The Basic Education Mental Health and Wellbeing Promotion Act – or Senate Bill Number 379 – will see investment in mental health services in schools, including hiring more mental health support staff and ensuring every school in the country has a Care Centre. Children will also have the opportunity to participate in the shaping of the program via consultations with the relevant policy makers.
6. Caesarean sections made available in Rwanda refugee camp for the first time, saving 200 babies’ lives and improving the health of them and their mothers
Prior to the opening of a medical centre in Mahama Refugee Camp II in April this year, any women facing emergency obstetric complications were referred to a hospital in Kirehe, a town about 35 kms (22 miles) away along extremely bumpy, dirt roads, with the journey taking about 1.5 hours. Many women would arrive at the hospital in advanced stages of labour or have given birth during the journey, putting their own and their baby’s life at risk.
Thanks to the new medical centre run by Save the Children, which can carry out up to three C-sections daily for refugee women and those from neighbouring communities, the lives of at least 200 babies have been saved.
7. Web series promotes positive discussions around LGBTQI+ lives in Nepal
A first-of-its-kind web series, 'Becoming', made by and featuring members of the LGBTQI+ community in Nepal and supported by Save the Children and Nepali LGBTQI+ organization the Blue Diamond Society, was launched earlier this year. The series aimed to tackle the way in which LGBTQI+ young people are portrayed in Nepal’s mainstream media – which often paints them as victims.
As well as being viewed on YouTube, the series has had physical screenings in many parts of Nepal, with four episodes in two languages throughout the year. Save the Children said it has reached a total of 28,700 people digitally and hundreds more through physical screenings.

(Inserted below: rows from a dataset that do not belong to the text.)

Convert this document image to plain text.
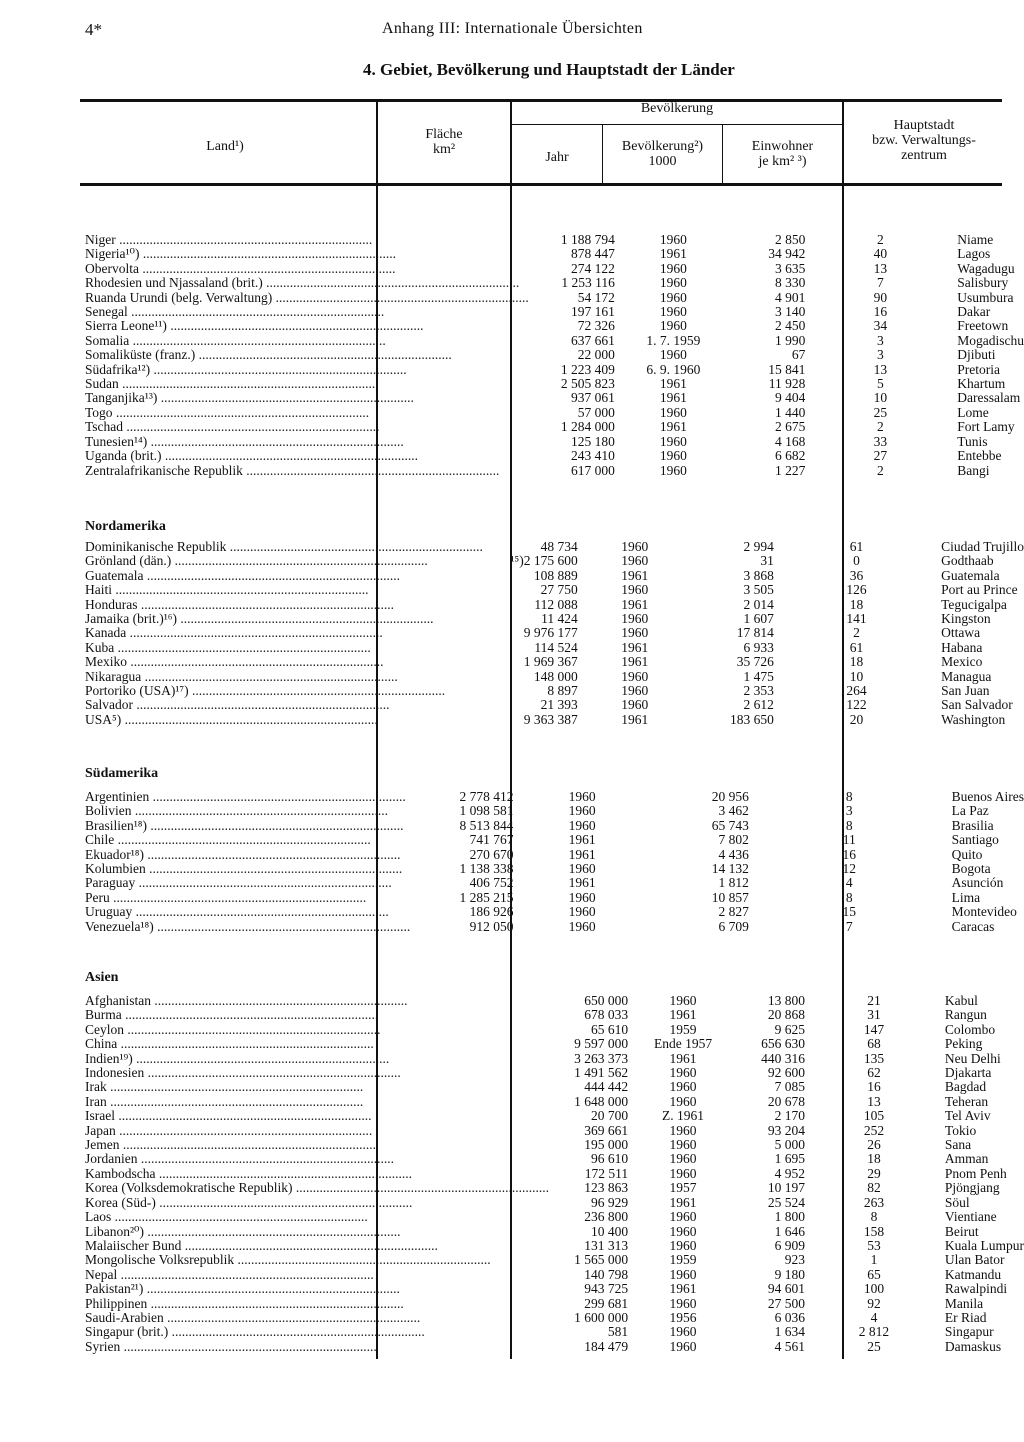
4*	Anhang III: Internationale Übersichten
4. Gebiet, Bevölkerung und Hauptstadt der Länder
Land¹)
Fläche
km²
Bevölkerung
Jahr
Bevölkerung²)
1000
Einwohner
je km² ³)
Hauptstadt
bzw. Verwaltungs-
zentrum
Niger .....	1 188 794	1960	2 850	2	Niame
Nigeria¹⁰) .....	878 447	1961	34 942	40	Lagos
Obervolta .....	274 122	1960	3 635	13	Wagadugu
Rhodesien und Njassaland (brit.) .....	1 253 116	1960	8 330	7	Salisbury
Ruanda Urundi (belg. Verwaltung) .....	54 172	1960	4 901	90	Usumbura
Senegal .....	197 161	1960	3 140	16	Dakar
Sierra Leone¹¹) .....	72 326	1960	2 450	34	Freetown
Somalia .....	637 661	1. 7. 1959	1 990	3	Mogadischu
Somaliküste (franz.) .....	22 000	1960	67	3	Djibuti
Südafrika¹²) .....	1 223 409	6. 9. 1960	15 841	13	Pretoria
Sudan .....	2 505 823	1961	11 928	5	Khartum
Tanganjika¹³) .....	937 061	1961	9 404	10	Daressalam
Togo .....	57 000	1960	1 440	25	Lome
Tschad .....	1 284 000	1961	2 675	2	Fort Lamy
Tunesien¹⁴) .....	125 180	1960	4 168	33	Tunis
Uganda (brit.) .....	243 410	1960	6 682	27	Entebbe
Zentralafrikanische Republik .....	617 000	1960	1 227	2	Bangi
Nordamerika
Dominikanische Republik .....	48 734	1960	2 994	61	Ciudad Trujillo
Grönland (dän.) .....	¹⁵)2 175 600	1960	31	0	Godthaab
Guatemala .....	108 889	1961	3 868	36	Guatemala
Haiti .....	27 750	1960	3 505	126	Port au Prince
Honduras .....	112 088	1961	2 014	18	Tegucigalpa
Jamaika (brit.)¹⁶) .....	11 424	1960	1 607	141	Kingston
Kanada .....	9 976 177	1960	17 814	2	Ottawa
Kuba .....	114 524	1961	6 933	61	Habana
Mexiko .....	1 969 367	1961	35 726	18	Mexico
Nikaragua .....	148 000	1960	1 475	10	Managua
Portoriko (USA)¹⁷) .....	8 897	1960	2 353	264	San Juan
Salvador .....	21 393	1960	2 612	122	San Salvador
USA⁵) .....	9 363 387	1961	183 650	20	Washington
Südamerika
Argentinien .....	2 778 412	1960	20 956	8	Buenos Aires
Bolivien .....	1 098 581	1960	3 462	3	La Paz
Brasilien¹⁸) .....	8 513 844	1960	65 743	8	Brasilia
Chile .....	741 767	1961	7 802	11	Santiago
Ekuador¹⁸) .....	270 670	1961	4 436	16	Quito
Kolumbien .....	1 138 338	1960	14 132	12	Bogota
Paraguay .....	406 752	1961	1 812	4	Asunción
Peru .....	1 285 215	1960	10 857	8	Lima
Uruguay .....	186 926	1960	2 827	15	Montevideo
Venezuela¹⁸) .....	912 050	1960	6 709	7	Caracas
Asien
Afghanistan .....	650 000	1960	13 800	21	Kabul
Burma .....	678 033	1961	20 868	31	Rangun
Ceylon .....	65 610	1959	9 625	147	Colombo
China .....	9 597 000	Ende 1957	656 630	68	Peking
Indien¹⁹) .....	3 263 373	1961	440 316	135	Neu Delhi
Indonesien .....	1 491 562	1960	92 600	62	Djakarta
Irak .....	444 442	1960	7 085	16	Bagdad
Iran .....	1 648 000	1960	20 678	13	Teheran
Israel .....	20 700	Z. 1961	2 170	105	Tel Aviv
Japan .....	369 661	1960	93 204	252	Tokio
Jemen .....	195 000	1960	5 000	26	Sana
Jordanien .....	96 610	1960	1 695	18	Amman
Kambodscha .....	172 511	1960	4 952	29	Pnom Penh
Korea (Volksdemokratische Republik) .....	123 863	1957	10 197	82	Pjöngjang
Korea (Süd-) .....	96 929	1961	25 524	263	Söul
Laos .....	236 800	1960	1 800	8	Vientiane
Libanon²⁰) .....	10 400	1960	1 646	158	Beirut
Malaiischer Bund .....	131 313	1960	6 909	53	Kuala Lumpur
Mongolische Volksrepublik .....	1 565 000	1959	923	1	Ulan Bator
Nepal .....	140 798	1960	9 180	65	Katmandu
Pakistan²¹) .....	943 725	1961	94 601	100	Rawalpindi
Philippinen .....	299 681	1960	27 500	92	Manila
Saudi-Arabien .....	1 600 000	1956	6 036	4	Er Riad
Singapur (brit.) .....	581	1960	1 634	2 812	Singapur
Syrien .....	184 479	1960	4 561	25	Damaskus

8. Positive progress for children at COP28
In a landmark decision for children, leaders at COP28 agreed to an “expert dialogue” on the disproportionate effects of climate change on children to take place at the Bonn climate change conference in 2024. This means for the first time in almost 30 years there will be a formal space on the UNFCCC agenda dedicated to discussing children’s specific vulnerabilities and needs. Save the Children hopes it will mark the beginning of the meaningful integration of children into the negotiations and set a precedent for them to play a more active role in discussions going forward.